As explained in our article "Classifying the state of the art" we have already outlined some of the methods that are being used. Below are some of these ideas but we strongly recommend reading them for more detailed information:
- Machine Learning identification of groupings of documents (classes) that share a certain similarity of content.
- Detection of themes contained in our corpus by means of key concepts, the most characteristic terms of each group, frequency of occurrence of words, ...
- Identification of the most representative text of each class with the aim of providing an overall idea of the topics covered. This enables a general knowledge of a class of texts to be acquired by reading just one of them.
- Metrics in relation to the degree to which a document belongs to a theme.
- Temporal analysis of text publications. Studies of the temporal evolution of publications that make it possible to detect publication patterns or trends.
Once the above steps have been taken, we can begin to measure the level of innovation of a text in relation to the state of the art that we use as a frame of reference. This level of innovation is measured through certain parameters that tell us how similar or different each document is: how many topics it deals with that are already known, what percentage of its content deals with new topics, etc.

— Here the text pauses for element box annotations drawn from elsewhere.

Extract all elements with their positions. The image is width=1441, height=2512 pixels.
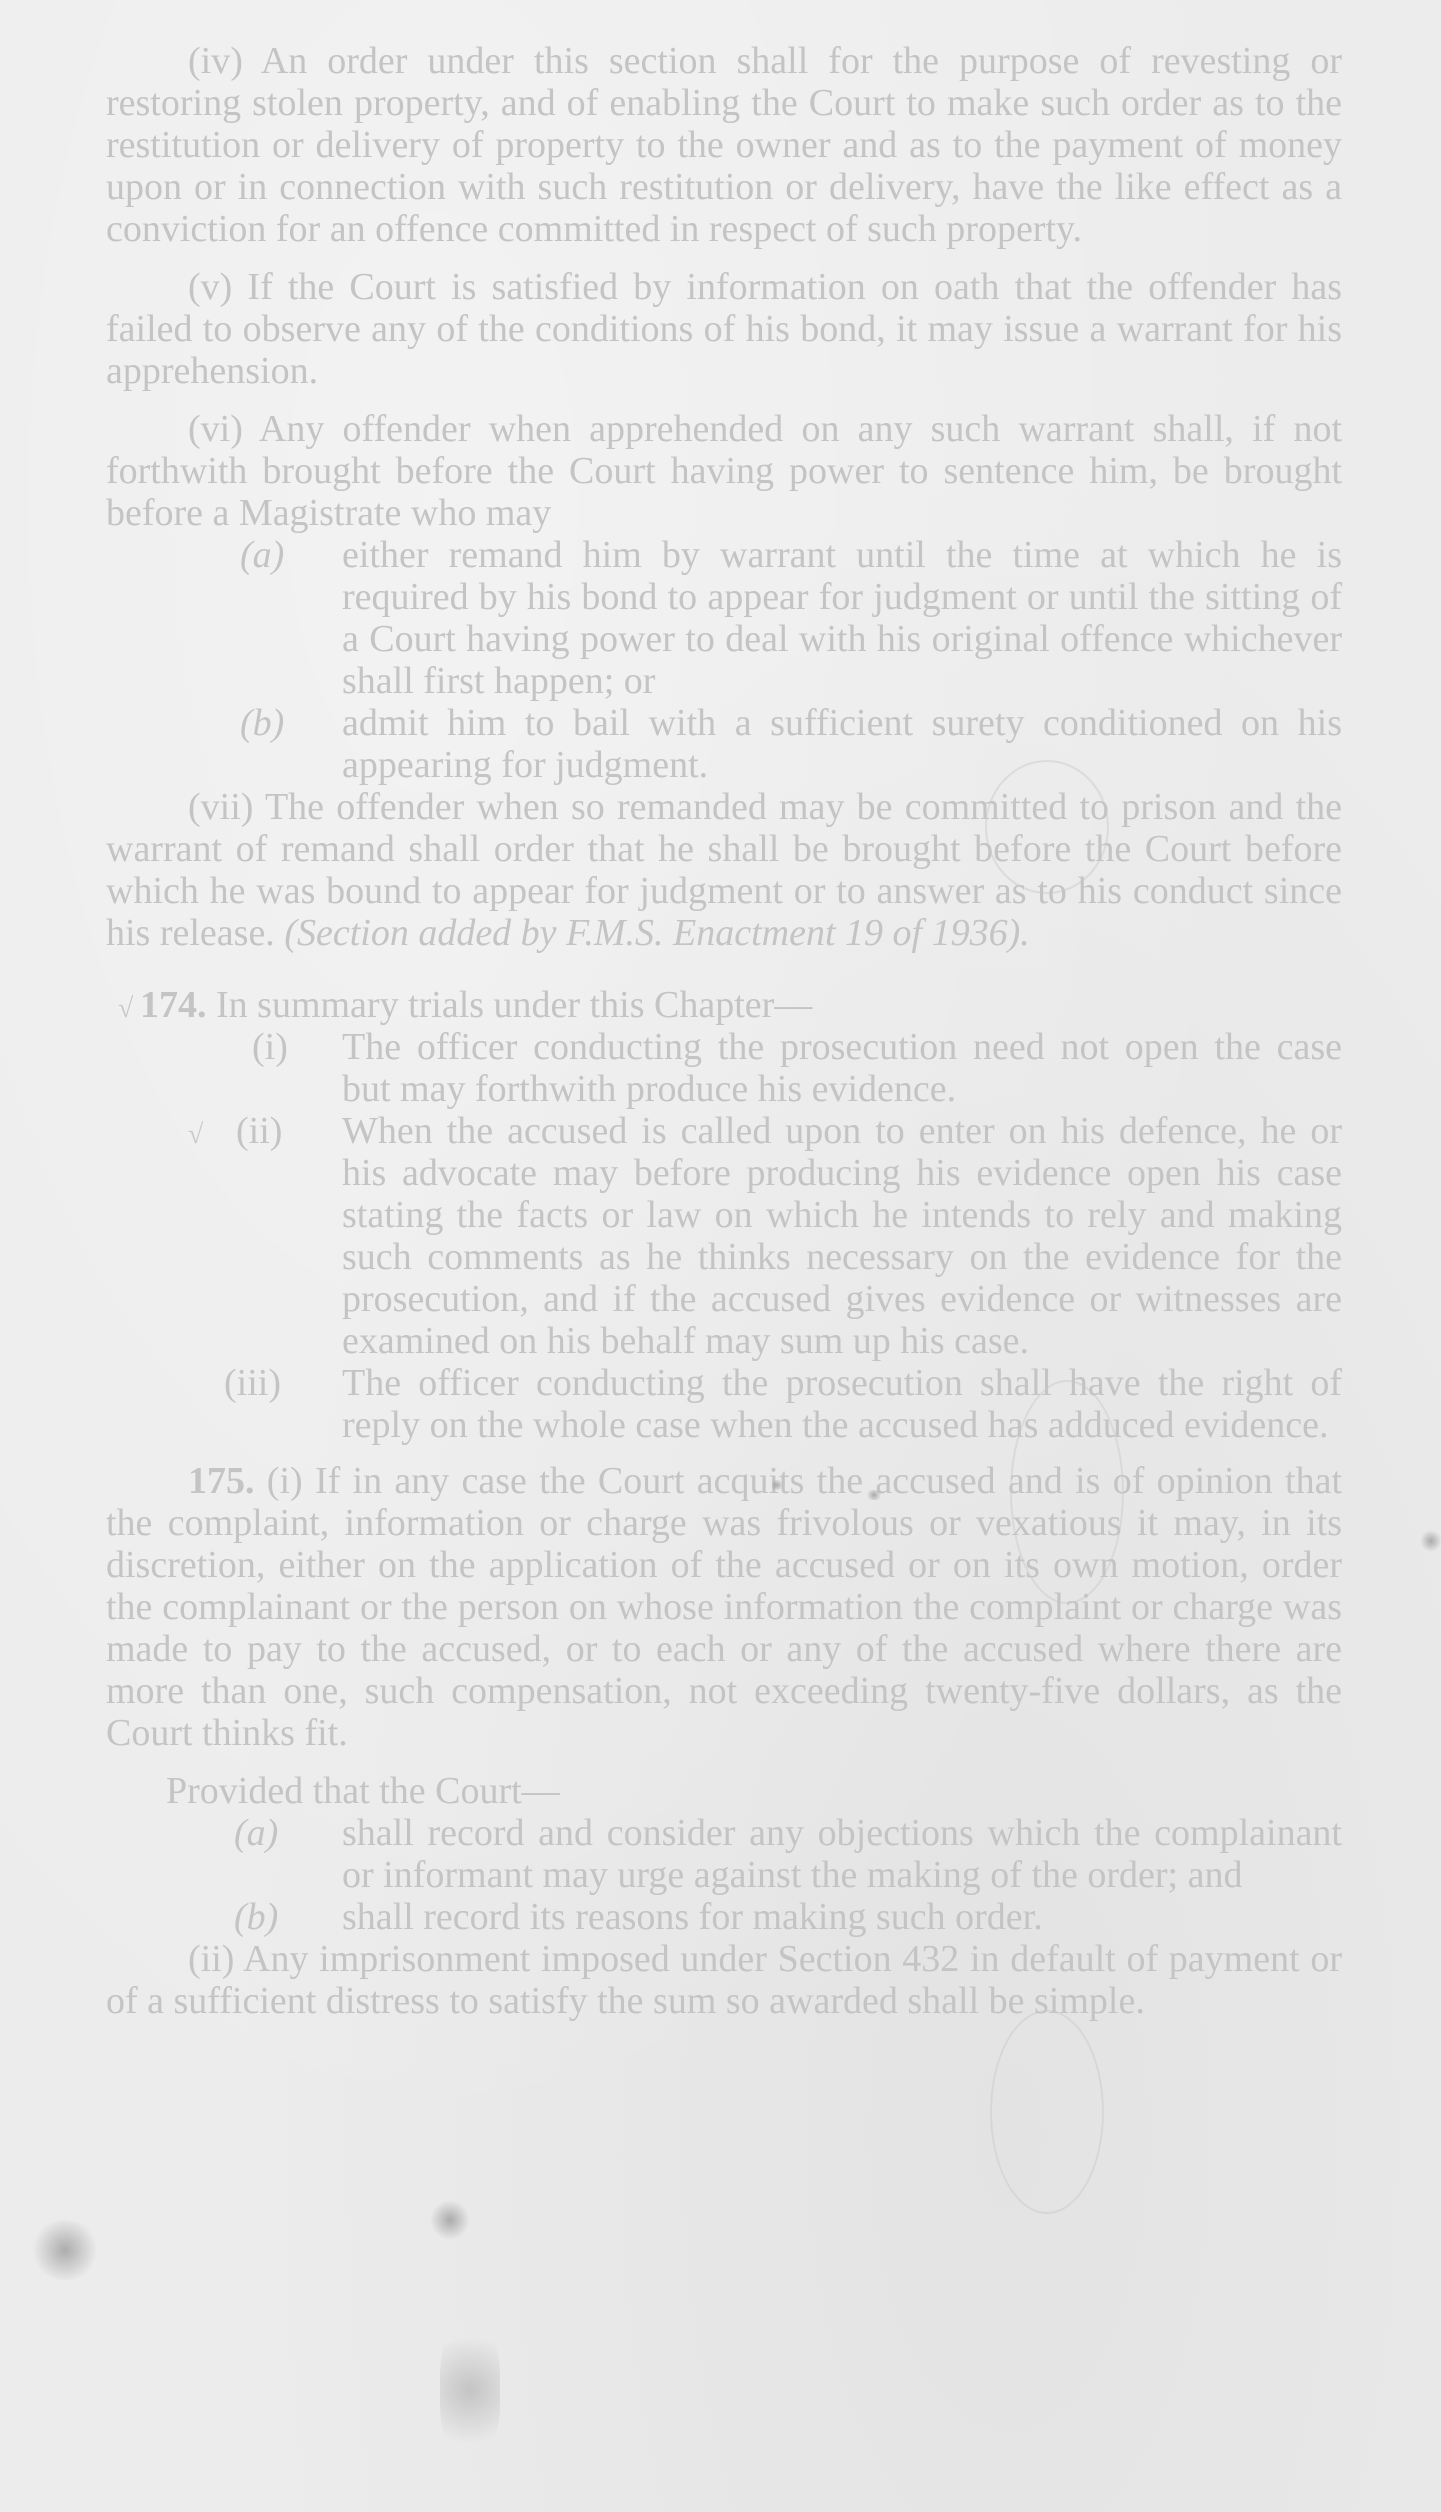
proviso: Provided that the Court— (106, 1770, 1342, 1812)
ink-smudge (440, 2320, 500, 2460)
proviso-a-label: (a) (234, 1812, 278, 1854)
section-174-iii-label: (iii) (224, 1362, 281, 1404)
section-174-ii: √ (ii) When the accused is called upon t… (106, 1110, 1342, 1362)
faint-stamp-impression (985, 760, 1109, 894)
section-175-ii: (ii) Any imprisonment imposed under Sect… (106, 1938, 1342, 2022)
paragraph-vi-b-text: admit him to bail with a sufficient sure… (342, 702, 1342, 786)
proviso-b-label: (b) (234, 1896, 278, 1938)
section-174-i-text: The officer conducting the prosecution n… (342, 1026, 1342, 1110)
proviso-b-text: shall record its reasons for making such… (342, 1896, 1043, 1938)
ink-speck (865, 1490, 883, 1500)
faint-stamp-impression (990, 2010, 1104, 2214)
document-page: (iv) An order under this section shall f… (106, 40, 1342, 2022)
section-174-iii: (iii) The officer conducting the prosecu… (106, 1362, 1342, 1446)
proviso-b: (b) shall record its reasons for making … (106, 1896, 1342, 1938)
section-174-number: 174. (140, 984, 207, 1026)
faint-stamp-impression (1010, 1380, 1124, 1604)
ink-speck (770, 1480, 784, 1490)
section-175-number: 175. (188, 1460, 255, 1502)
proviso-a-text: shall record and consider any objections… (342, 1812, 1342, 1896)
ink-smudge (30, 2220, 100, 2280)
paragraph-vi-b-label: (b) (240, 702, 284, 744)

The characteristics compared can be formal (length of the text, author, date of publication...), or based on its content (writing style, vocabulary, language...). One of the most relevant of these is the comparison at the thematic level, which allows us to know whether a text deals with an already known subject or whether it has not yet been included in our reference corpus.
These evaluators also allow us to establish metrics of absolute similarity or difference, detection of local anomalies within a subject (documents that, although they belong to a subject, present differential aspects with respect to the rest), multi-class texts (the subjects are not new, but the combination is), etc.
Measuring the degree of similarity has other applications, and can help us for example to save reading time; detecting copying or plagiarism, the level of interest or the amount of new information a text provides (is it relevant to read?) and identifying which parts of an article deal with unfamiliar topics are some examples of situations we could deal with where such tools are of interest.
All of the above, together with other aspects of text analysis such as automatic summaries, keyword and frequent word detection, etc., allow us to evaluate a document without even having to read it.